Neden yazdım ki bunları...

Annelik, öğretmenlik gibi; o kimlikle konuşuyorsan sıkıcı olmaktan kaçınmak zor. Yine de soracaklarım, denediklerim ve tartışmak isteklerim var. Kimse okumazsa annem okur!

3 Ocak 2011 Pazartesi

Girizgah

 -Ben Nazlı Güney Uysal,-

Uysal'ı çok kullanmadığım için kayın ailem beni umarım mazur görür. Güney soyadını ilk meclisin kuruluşunda Söğüt vekili olan büyük dedeme Atatürk vermiş. Bu güzel hatıranın yanı sıra hem 'nazlı' hem de 'uysal' olan kuzu gibi bir insanın dikkate alınması zor gibi geliyor kulağa oysa genel yapım Cabbar Aşınmaz gibi bir isme daha müsait; özellikle tüm eski patronlarım buna katılacaktır.

- Ev kadını-
10 sene çalıştım. Sonra bebeğim oldu. 2 senedir çalışmıyorum. 'Ne iş yapıyorsun?' sorusuna ilk 'ev kadını' cevabını verişim bir devlet dairesindeydi. Kötü bir evde basılıp eline vesika tutuşturulan Fatma Girik gibiydi herhalde ifadem. Kendimi 'düşmüş' gibi hissetmiştim.

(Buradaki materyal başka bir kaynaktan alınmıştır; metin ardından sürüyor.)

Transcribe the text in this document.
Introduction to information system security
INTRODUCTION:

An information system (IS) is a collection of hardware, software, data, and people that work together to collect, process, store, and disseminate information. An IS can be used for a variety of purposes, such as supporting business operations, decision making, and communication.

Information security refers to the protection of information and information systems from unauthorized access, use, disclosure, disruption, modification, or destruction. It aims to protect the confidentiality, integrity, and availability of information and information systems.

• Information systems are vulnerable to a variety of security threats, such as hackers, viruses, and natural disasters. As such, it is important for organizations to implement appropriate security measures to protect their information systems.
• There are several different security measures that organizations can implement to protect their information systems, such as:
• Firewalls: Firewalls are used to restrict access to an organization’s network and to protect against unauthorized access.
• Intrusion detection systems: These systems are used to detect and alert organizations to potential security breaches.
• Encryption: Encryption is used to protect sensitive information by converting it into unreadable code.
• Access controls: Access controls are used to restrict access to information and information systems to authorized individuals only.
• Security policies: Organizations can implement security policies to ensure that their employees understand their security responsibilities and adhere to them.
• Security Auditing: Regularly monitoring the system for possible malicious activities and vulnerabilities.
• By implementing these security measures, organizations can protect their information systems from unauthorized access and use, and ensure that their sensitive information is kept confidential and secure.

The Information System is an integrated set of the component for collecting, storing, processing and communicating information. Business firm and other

İlk okulda "Çalış baban gibi eşek olma" vardı ya; virgülün önemini öğrendiğimiz büyük veciz, işte ben o günlerde "Çalış, annen gibi ev kadını olma"yı öğrendim annemden. O zor yıllarda üniversite okumuş, İngilizce öğrenmiş ve parlamıştı. Sonra da ev kadını olmuştu. Hayat boyu standart bir ev kadınından daha fazla meziyeti olduğunu anlatamamın acısını çekti. Bir keresinde orta okul mezunu bir komşusu ona "Amaan, okuduk okuduk da ne oldu" demişti!

Yıllarca bu şartlanma ile yetişince ev kadını olmaktan sokak kadını olmak gibi korktum. Çalışmaktan ve problemli patronlardan yıldığım bir dönem şöyle düşünüyordum 'illa ki birilerine kölelik edeceksem gider evimde kocama kölelik ederim, bari elin adamı değil canımın içi...' Öyle değilmiş, aslında ev kadınlığı da o kadar korkunç birşey değilmiş -en azından bundan mutlu olan bir sürü insan var- asıl mesele üretken olmak! Günler hızla akıp geçtiğinde temiz bir evden daha fazlasını ortaya koyabilmiş olmak, hayatın içinde olmak, sabah saçlarını taramak...

-Annelik-
2 senelik ev maceram içerisinde anne oldum. '2 senem bomboş geçti' dediğimde 'ama anne oldun' diyorlar. Orta okulda 'güzelsin' demeye dili varmayanların 'çok tatlısın' demeleri gibi hafif  bir sızı yaratsa da iyi gelmiyor değil. Şu an annelik uykusundayım. 'Hayatım' diye ince ince oluşturduğum herşey bir kenarda bekliyor, ben Kurtköy'de Aydos ormanlarına bakan evimde tatlı tatlı annelik yapıyorum. Kuzumu bakıcıya bırakıp derin uykudan ne zaman uyanırım bilmiyorum. Şimdilik annelik mahmurluğu ile baktığım dünyadan gördüklerimi yazmak hoşuma gidecek sanıyorum...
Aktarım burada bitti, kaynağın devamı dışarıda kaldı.